I have a feeling I might have written about this bizarre subject before, but it just happened again today so I am now truly curious. When you are driving and you see an ambulance behind you with its lights and siren on, what do you do? Do you attempt to move out of the ambulance's way, or do you just ignore it and keep driving as if it isn't there?
When I learned to drive, I was taught to move over to the right lane if I was on a road with more than one lane in the same direction (so the ambulance could easily pass in the left lane) and to pull off onto the shoulder and stop if it there was only one lane. I'm wondering now if there might be some major regional differences in terms of what one is suppose to do in this situation. You see, since moving to Mississippi more than a decade ago, I have seen people refuse to move out of the way of ambulances more times than I can count.
It happened again this morning. I was in the right lane on a road with three lanes traveling in each direction. The ambulance came up fast in the left lane. Multiple drivers in front of the ambulance in the left lane refused to get out of the way. Traffic was not bad, and they had plenty of room to move into the lane to their right. Instead, they stayed in the left lane as we approached an intersection. The ambulance had to leave the road and drive on the median in order to pass through the intersection and get around the vehicles in the left lane who refused to move over. Much like all the previous times I have seen this happen, it was clear that having to execute this maneuver slowed the ambulance considerably.
Is this a regional thing? Are individuals who learn to drive in Mississippi taught something very different about what to do in the event that an ambulance comes up behind them with its lights and siren on? Are they taught that they should just ignore it? As difficult as it is for me to believe that anyone would be taught this, I'm not sure how else to explain something I have seen happen so many times.
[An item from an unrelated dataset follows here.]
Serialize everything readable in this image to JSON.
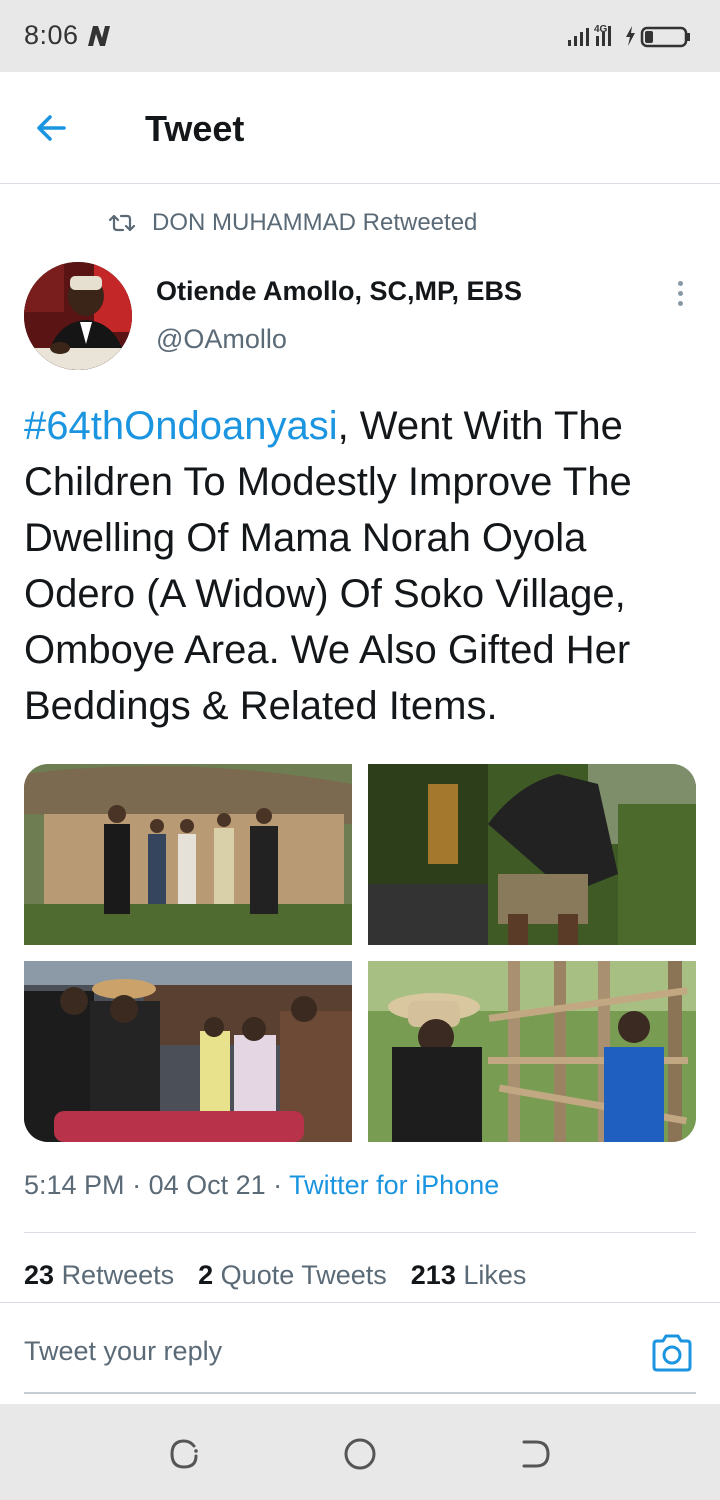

Every time I have seen this happen, I have wondered whether the drivers of the vehicles who refuse to move over care at all whether the ambulance arrives at its destination before it is too late. Based on the surveys, the vast majority of these drivers are almost certainly Christians. And not only are they Christians, but they are Christians who insist that their religion is extremely important to them. Aren't they supposed to be at least somewhat concerned about the welfare of other people? How might they feel if they had called the ambulance for a loved one and it did not arrive quickly enough because some jackass had refused to get out of its way?
Given the many appalling moments the 2016 presidential campaign has brought us, much has been said about what seems to be a growing lack of civility. I'm starting to wonder if selfishness and a lack of compassion for others might be a far more important part of this than any lewd language. And so, I have to ask, "Have we reached the point where we we are no longer willing to face the minor inconvenience of missing a left turn in order to save a life?"